I carefully listened and watched as Tiger Woods apologized to the world. A mea culpa like Tiger's is often an indicator as to where our society is at and how we deal with sin and recovery. There was one section that stood out to me during his apology when he talked about his Buddhist faith. I leaned forward in my chair as I listened:
"Part of following this path for me is Buddhism, which my mother taught me at a young age. People probably don't realize it, but I was raised a Buddhist, and I actively practiced my faith from childhood until I drifted away from it in recent years. Buddhism teaches that a craving for things outside ourselves causes an unhappy and pointless search for security."

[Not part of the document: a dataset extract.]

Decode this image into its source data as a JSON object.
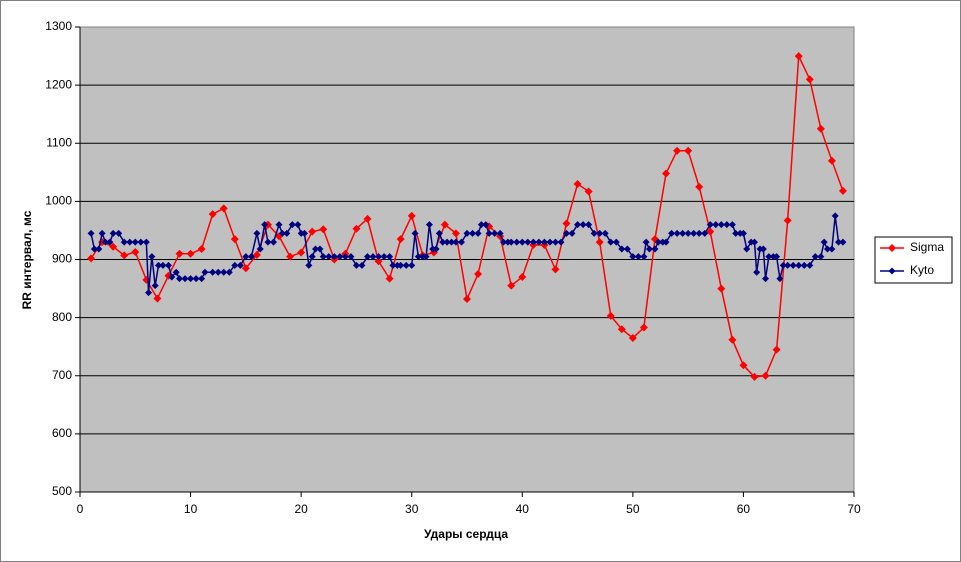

That sounds lovely (especially with his mom sitting in the front row), but there is a big problem with this way of thinking: Tiger Woods.

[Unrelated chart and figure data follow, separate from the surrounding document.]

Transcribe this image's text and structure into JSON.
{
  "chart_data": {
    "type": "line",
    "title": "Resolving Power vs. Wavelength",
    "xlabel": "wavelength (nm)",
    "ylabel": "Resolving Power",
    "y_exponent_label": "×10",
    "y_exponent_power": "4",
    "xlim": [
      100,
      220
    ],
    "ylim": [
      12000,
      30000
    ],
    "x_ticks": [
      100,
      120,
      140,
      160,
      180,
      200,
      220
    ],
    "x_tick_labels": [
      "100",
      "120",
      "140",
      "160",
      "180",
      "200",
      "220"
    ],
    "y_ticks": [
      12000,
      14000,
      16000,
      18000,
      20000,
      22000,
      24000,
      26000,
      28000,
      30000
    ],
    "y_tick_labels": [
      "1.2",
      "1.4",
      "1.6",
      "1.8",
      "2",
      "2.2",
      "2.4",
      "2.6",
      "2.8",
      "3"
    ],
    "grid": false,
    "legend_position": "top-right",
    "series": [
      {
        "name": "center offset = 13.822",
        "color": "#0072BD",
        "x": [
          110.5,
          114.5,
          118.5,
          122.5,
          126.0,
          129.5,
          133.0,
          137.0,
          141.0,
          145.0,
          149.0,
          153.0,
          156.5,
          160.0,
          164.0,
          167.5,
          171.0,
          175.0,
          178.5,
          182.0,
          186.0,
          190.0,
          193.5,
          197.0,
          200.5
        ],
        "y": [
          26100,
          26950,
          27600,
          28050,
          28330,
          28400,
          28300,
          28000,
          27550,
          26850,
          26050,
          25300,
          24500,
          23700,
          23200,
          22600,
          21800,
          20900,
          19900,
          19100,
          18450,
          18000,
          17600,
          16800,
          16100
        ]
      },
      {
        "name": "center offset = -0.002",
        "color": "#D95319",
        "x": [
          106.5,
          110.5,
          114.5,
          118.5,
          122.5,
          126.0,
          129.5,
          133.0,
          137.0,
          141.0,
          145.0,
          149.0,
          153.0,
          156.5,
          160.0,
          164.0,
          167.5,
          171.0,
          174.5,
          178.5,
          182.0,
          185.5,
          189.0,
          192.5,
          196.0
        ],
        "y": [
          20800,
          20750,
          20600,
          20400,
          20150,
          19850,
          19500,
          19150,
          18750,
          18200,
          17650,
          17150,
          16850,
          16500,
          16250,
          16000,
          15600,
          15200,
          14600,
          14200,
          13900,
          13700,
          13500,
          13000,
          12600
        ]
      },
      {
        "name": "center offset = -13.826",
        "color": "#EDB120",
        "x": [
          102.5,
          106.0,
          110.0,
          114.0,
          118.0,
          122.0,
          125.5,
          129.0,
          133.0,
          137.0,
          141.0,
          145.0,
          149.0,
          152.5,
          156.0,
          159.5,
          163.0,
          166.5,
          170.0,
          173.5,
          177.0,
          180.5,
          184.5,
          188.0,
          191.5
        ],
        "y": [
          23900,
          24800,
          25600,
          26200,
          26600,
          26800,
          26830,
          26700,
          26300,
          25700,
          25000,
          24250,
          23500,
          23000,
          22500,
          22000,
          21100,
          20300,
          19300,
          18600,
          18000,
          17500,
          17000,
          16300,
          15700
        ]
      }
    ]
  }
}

He spent the whole press conference honorably taking the blame and reaching out to protect his family. However, the crux of his recovery efforts are based around finding happiness and security in himself—the same self that just destroyed his own family, his reputation, and violated the trust of many close to him.

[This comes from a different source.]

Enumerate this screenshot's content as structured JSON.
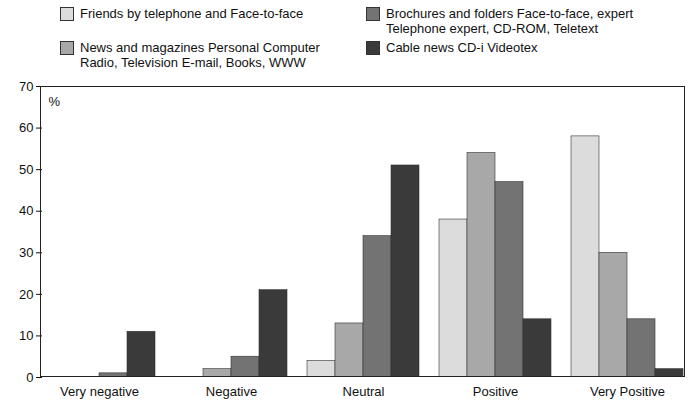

Cravings for things outside ourselves are not the problem. We are the problem. C.S. Lewis touched on this in his classic book Mere Christianity:
"If I find in myself a desire which no experience in this world can satisfy, the most probable explanation is that I was made for another world."
Spending your whole life trying to find happiness and security within will only lead to depression and exasperation because we realize our own relentless imperfection. It follows us like our shadow. The beauty of the message of Christ is this:
"For while we were still weak, at the right time Christ died for the ungodly. For one will scarcely die for a righteous person—though perhaps for a good person one would dare even to die—but God shows his love for us in that while we were still sinners, Christ died for us." Romans 5:6-8
The thief on the cross next to Jesus didn't have time to go and clean himself up. The truth is, he couldn't have anyway. He needed to be made anew and ransomed by Christ through faith.
The bald reality is that we all die eventually. Everyone. Even Tiger Woods. No inner peace will ever change that. No one will ever find security within our human frame for that. We weren't made to. Either it's survival of the fittest or we were made for another world.